I settled on my final solution here:

``````function slasher(arr, howMany) {
// it doesn't always pay to be first
arr.splice(0, howMany);
return arr;
}

slasher(["burgers", "fries", "shake"], 1);``````

## Getting Easier?

That one was easier to do. I hardly needed any help from Gitter. But then…

Mutations.

The instructions:

Mutations

Return true if the string in the first element of the array contains all of the letters of the string in the second element of the array. For example, `["hello", "Hello"]`, should return true because all of the letters in the second string are present in the first, ignoring case. The arguments `["hello", "hey"]` should return false because the string “hello” does not contain a “y”. Lastly, `["Alien", "line"]`, should return true because all of the letters in “line” are present in “Alien”. Remember to use Read-Search-Ask if you get stuck. Write your own code. Here are some helpful links: String.indexOf()
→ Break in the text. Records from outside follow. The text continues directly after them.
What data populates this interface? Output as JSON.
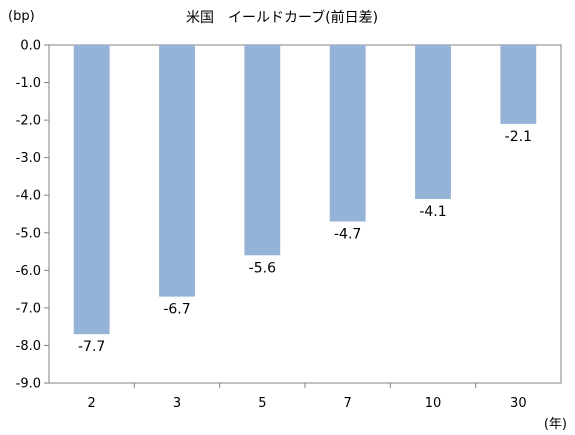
{
  "chart_data": {
    "type": "bar",
    "title": "米国　イールドカーブ(前日差)",
    "ylabel": "(bp)",
    "xlabel": "(年)",
    "categories": [
      "2",
      "3",
      "5",
      "7",
      "10",
      "30"
    ],
    "values": [
      -7.7,
      -6.7,
      -5.6,
      -4.7,
      -4.1,
      -2.1
    ],
    "data_labels": [
      "-7.7",
      "-6.7",
      "-5.6",
      "-4.7",
      "-4.1",
      "-2.1"
    ],
    "ylim": [
      -9.0,
      0.0
    ],
    "yticks": [
      0.0,
      -1.0,
      -2.0,
      -3.0,
      -4.0,
      -5.0,
      -6.0,
      -7.0,
      -8.0,
      -9.0
    ],
    "ytick_labels": [
      "0.0",
      "-1.0",
      "-2.0",
      "-3.0",
      "-4.0",
      "-5.0",
      "-6.0",
      "-7.0",
      "-8.0",
      "-9.0"
    ],
    "grid": false,
    "legend": "none",
    "bar_color": "#95b3d7",
    "axis_color": "#808080"
  }
}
I thought, okay. I got this.

The code:

``````function mutation(arr) {

}

mutation(["hello", "hey"]);``````

I started out with this:

``````function mutation(arr) {

for (var i = 0; i < arr.length; i++) {
if (arr === arr.indexOf(i)) {
return true;
} else {
return false;
}

}

mutation(["hello", "hey"]);``````

That didn’t work. I went to Gitter.

A guy there told me I needed to compare two arrays. I couldn’t figure out what he meant by that. To the wiki.

There I found out I should use `toLowerCase` and think about turning the array strings into an array of `chars`.

So then I came up with this:

``````var arr1 = arr.toLowerCase();
var arr2 = arr.toLowerCase();
var chars = arr1.split(" ");``````

as part of the equation. That also didn’t work. By this time, I am tired, it is late and I just wanted this to work. I went back to the wiki and found the solution.

I wouldn’t have ever came up with this yesterday night:

``````function mutation(arr) {
var arr1 = arr[1].toLowerCase();
var arr2 = arr[0].toLowerCase();
for (var i = 0; i < arr1.length; i++) {
if (arr2.indexOf(arr1[i]) < 0)
return false;
}
return true;
}

mutation(["hello", "hey"]);``````

I am studying this. I am trying to figure out what is going on here and I will probably go to Code Newbie Slack to ask around.

## Back At It

I am doing the Falsy Bouncer algorithm after this post. It looks easy enough, and if I get stuck I will go to Gitter instead of the wiki as the solutions are there. You don’t have to look, but I was tired and frustrated last night which is never a good mix.

I will also be reading all the algorithm books I have and the Coursera courses I downloaded from Stanford.